Preferably the control unit operates in accordance with the following steps:

1. a) verification of the presence of the pilot flame,
2. b) if the pilot flame is absent:

   • b1) initially, by means of the pressure switch 41 of the gas feed line 16 to the pilot flame device, it verifies that gas is fed to said device; if this verification is positive it passes to the next step b2), otherwise it feeds an error signal such as that described in the following point b4),
   • b2) it attempts to reignite the pilot flame by making a plurality of attempts (for example 4 attempts) in short sequence,
   • b3) if it has not succeeded in reigniting the flame it closes the valving member 43 such as to block gas feed to the pilot flame device,
   • b4) and feeds an error signal to a further control unit, not shown, which controls the oxycutting device and/or the overall device in which the system of the invention is inserted, for example, the control unit of a continuous casting line in which the system with the device unable to ignite the pilot flame is provided.

All the aforedescribed operations can be easily implemented in a control SW of a control unit of microprocessor type, which will not be described hereinafter.

Advantageously the pressure of the gas and air fed to the pilot flame device are regulated, for example manually, to predetermined values, within a central feed unit, not shown, for said components.

The gas feed to the pilot flame device is for example methane gas or the like.

Finally it should be noted that the embodiment described up to this point is provided by way of example only, and that numerous variants are possible, all falling within the same inventive concept. For example, in a simplified version the pilot flame device could comprise only the flame sensing means and not also the automatic ignition means. According to a further variant the flame sensing and ignition means could be each formed with a dedicated member and not with a single member performing both functions, as described up to this point. For example, a rod of the previously described type or an equivalent element could be provided for the ignition means and another for the sensing means. Likewise the previously described rod 24 could be replaced by equivalent means, for example by flexible insulated electric cables connected to the ignition member 25 and to a metal tip of type similar to the terminal portion 24A of the previously described rod 24. The tubular element 2 could also be replaced by a dedicated conduit for the gas and one for the air which flow together and are mixed in a nozzle of similar type to that previously described.
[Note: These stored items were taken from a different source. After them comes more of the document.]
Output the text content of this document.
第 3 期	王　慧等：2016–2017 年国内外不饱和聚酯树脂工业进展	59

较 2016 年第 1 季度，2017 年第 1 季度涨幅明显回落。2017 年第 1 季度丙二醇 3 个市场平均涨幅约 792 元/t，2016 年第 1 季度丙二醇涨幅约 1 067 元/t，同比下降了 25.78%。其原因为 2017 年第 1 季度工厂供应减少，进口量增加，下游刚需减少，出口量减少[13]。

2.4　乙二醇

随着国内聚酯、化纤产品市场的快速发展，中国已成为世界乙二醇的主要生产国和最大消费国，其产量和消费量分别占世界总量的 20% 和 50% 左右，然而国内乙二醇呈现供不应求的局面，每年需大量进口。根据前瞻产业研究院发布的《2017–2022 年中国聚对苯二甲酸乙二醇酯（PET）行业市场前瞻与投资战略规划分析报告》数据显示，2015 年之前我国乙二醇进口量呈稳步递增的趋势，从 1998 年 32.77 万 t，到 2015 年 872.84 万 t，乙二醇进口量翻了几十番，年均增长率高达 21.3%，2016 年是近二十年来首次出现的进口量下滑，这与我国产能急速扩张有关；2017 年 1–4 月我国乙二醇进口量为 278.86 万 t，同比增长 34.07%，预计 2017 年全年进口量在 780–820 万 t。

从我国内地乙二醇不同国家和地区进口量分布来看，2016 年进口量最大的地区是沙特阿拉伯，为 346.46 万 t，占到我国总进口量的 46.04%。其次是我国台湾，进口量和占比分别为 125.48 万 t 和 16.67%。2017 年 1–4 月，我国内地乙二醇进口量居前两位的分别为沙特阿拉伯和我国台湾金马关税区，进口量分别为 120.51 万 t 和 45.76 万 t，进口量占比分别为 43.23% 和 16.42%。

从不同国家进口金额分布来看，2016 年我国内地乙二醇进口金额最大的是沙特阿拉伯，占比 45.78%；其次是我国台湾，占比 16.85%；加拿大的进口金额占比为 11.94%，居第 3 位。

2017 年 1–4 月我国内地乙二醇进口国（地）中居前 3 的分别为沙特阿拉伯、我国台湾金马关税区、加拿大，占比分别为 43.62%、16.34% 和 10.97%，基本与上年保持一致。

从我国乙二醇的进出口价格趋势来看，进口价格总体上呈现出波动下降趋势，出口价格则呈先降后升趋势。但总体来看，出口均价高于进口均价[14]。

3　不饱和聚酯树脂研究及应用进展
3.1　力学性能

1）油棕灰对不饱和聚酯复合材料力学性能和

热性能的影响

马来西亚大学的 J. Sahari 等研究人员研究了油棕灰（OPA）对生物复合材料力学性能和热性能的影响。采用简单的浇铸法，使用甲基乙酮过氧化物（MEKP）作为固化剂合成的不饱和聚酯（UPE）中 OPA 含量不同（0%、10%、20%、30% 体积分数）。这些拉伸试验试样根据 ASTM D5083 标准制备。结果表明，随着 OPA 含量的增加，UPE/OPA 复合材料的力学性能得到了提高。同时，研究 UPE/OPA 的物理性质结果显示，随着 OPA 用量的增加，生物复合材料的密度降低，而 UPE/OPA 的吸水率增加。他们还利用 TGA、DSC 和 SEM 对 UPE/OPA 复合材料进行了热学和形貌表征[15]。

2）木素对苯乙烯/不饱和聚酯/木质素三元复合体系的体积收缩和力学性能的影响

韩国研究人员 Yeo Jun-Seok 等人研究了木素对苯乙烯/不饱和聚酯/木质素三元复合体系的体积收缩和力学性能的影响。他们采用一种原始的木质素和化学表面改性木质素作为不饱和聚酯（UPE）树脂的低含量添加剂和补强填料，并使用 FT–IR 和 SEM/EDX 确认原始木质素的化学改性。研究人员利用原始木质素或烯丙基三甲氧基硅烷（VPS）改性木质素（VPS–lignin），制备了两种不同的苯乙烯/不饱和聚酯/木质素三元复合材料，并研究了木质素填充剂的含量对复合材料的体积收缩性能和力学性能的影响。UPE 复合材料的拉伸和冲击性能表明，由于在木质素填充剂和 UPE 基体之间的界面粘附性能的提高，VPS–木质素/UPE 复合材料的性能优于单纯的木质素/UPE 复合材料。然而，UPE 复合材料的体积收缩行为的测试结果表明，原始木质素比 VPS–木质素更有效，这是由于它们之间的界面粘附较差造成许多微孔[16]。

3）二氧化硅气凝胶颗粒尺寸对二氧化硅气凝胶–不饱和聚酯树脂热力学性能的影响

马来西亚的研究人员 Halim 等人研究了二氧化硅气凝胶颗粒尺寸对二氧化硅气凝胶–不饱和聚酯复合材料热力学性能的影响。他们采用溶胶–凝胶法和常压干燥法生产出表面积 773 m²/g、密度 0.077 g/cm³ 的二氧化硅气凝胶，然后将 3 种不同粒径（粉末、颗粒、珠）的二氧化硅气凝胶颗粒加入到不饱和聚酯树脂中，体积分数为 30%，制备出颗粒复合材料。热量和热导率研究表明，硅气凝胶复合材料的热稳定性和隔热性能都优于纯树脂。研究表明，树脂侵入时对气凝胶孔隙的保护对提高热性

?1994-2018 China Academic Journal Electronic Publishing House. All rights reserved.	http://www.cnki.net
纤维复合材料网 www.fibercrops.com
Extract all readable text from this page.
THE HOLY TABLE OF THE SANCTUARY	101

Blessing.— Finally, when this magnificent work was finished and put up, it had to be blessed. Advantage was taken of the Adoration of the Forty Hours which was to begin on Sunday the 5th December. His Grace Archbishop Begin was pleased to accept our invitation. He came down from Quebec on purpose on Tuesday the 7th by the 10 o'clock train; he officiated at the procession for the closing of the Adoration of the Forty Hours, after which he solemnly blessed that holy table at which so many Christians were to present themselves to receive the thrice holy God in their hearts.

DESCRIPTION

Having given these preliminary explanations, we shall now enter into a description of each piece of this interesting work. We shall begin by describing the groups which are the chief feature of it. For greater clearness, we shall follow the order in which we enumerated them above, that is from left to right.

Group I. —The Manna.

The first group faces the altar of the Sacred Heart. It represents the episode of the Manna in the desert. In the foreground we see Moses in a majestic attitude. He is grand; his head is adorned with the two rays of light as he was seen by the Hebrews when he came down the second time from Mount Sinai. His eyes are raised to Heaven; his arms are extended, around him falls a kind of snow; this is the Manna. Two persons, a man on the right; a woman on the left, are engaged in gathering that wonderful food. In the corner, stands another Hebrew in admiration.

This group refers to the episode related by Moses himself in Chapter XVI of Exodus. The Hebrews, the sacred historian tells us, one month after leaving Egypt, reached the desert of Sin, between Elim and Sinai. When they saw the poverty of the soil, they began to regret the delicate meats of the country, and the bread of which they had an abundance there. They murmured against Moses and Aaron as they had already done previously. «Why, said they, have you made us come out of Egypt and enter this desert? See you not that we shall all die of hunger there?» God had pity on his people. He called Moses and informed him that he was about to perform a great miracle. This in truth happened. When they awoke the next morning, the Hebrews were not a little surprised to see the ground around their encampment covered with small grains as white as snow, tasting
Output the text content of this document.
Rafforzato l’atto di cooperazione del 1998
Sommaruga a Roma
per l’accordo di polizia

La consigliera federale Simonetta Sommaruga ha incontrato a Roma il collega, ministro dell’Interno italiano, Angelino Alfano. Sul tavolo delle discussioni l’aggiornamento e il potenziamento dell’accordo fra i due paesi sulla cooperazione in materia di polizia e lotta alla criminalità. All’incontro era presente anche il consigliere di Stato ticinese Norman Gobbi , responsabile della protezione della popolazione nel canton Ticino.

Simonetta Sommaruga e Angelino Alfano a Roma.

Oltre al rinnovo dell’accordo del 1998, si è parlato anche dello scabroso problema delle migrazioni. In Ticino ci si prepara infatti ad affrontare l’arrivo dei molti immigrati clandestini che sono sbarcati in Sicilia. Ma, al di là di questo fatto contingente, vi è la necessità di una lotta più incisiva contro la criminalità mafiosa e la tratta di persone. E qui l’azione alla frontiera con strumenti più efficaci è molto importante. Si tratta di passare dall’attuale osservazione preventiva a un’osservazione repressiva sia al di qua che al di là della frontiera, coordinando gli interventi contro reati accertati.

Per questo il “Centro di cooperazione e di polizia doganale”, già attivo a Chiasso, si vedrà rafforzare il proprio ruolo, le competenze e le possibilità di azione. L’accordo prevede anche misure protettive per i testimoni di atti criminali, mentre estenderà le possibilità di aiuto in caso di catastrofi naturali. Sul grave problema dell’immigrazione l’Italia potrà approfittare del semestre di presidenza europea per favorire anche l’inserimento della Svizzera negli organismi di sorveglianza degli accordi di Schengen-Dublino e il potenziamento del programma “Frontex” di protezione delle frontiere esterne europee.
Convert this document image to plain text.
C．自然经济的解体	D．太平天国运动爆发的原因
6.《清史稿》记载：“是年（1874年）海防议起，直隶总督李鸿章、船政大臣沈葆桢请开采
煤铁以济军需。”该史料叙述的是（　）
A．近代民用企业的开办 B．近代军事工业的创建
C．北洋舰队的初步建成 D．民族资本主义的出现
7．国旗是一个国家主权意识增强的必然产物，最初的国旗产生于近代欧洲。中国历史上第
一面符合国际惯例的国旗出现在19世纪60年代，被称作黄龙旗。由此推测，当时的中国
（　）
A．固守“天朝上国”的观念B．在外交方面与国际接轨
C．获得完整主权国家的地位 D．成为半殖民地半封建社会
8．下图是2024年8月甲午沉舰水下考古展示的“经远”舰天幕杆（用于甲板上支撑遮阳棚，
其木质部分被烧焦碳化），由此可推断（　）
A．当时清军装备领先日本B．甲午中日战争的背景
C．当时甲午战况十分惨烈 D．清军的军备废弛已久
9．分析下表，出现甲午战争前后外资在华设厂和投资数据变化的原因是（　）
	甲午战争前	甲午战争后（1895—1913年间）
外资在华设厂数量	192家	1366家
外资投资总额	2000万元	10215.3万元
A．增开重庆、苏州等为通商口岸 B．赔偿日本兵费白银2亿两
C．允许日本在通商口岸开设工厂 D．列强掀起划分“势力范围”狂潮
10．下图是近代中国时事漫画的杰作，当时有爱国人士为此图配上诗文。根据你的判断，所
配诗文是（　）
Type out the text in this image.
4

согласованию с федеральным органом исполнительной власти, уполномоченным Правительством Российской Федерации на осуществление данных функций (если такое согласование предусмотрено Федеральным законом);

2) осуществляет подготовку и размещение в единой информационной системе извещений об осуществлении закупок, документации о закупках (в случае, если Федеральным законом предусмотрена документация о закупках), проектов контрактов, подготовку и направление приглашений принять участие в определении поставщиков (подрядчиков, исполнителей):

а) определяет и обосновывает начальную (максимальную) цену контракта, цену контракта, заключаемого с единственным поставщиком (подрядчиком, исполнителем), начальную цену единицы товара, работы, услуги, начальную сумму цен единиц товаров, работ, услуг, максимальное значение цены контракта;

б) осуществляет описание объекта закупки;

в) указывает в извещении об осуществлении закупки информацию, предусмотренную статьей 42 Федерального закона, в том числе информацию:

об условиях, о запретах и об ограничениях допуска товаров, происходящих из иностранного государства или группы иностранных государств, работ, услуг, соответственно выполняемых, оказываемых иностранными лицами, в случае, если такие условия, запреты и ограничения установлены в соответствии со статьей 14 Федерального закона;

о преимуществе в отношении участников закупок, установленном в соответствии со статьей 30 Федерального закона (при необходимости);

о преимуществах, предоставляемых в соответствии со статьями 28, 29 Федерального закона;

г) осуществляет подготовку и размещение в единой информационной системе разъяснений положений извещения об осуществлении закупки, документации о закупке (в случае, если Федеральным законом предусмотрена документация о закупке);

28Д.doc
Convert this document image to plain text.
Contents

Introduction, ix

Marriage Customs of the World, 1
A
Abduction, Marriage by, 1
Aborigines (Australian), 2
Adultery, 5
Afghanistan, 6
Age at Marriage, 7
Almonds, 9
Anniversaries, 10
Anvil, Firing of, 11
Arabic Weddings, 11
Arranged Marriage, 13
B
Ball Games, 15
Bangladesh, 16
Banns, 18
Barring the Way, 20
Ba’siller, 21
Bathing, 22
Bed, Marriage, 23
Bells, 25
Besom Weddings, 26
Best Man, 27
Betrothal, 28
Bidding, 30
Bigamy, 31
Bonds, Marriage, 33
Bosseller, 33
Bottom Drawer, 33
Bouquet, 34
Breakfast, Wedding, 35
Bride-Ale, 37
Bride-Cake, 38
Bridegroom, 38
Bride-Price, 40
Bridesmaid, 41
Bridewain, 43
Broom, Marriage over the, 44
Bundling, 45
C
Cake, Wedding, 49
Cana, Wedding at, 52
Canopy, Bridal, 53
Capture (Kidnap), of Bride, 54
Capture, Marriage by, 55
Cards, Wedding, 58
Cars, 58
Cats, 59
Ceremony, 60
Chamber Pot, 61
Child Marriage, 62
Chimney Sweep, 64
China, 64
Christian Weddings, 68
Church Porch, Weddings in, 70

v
Finally it should be noted that the device arranged to generate a pilot flame for igniting an oxycutting device as heretofore described, and/or the oxycutting system comprising an oxycutting device and a device arranged to generate a pilot flame for igniting said oxycutting device as heretofore described are preferably used in a continuous casting plant, i.e. a plant in which the products to be cut are at a temperature greater than or equal to 700°C, but could also be used for cutting products at ambient temperature.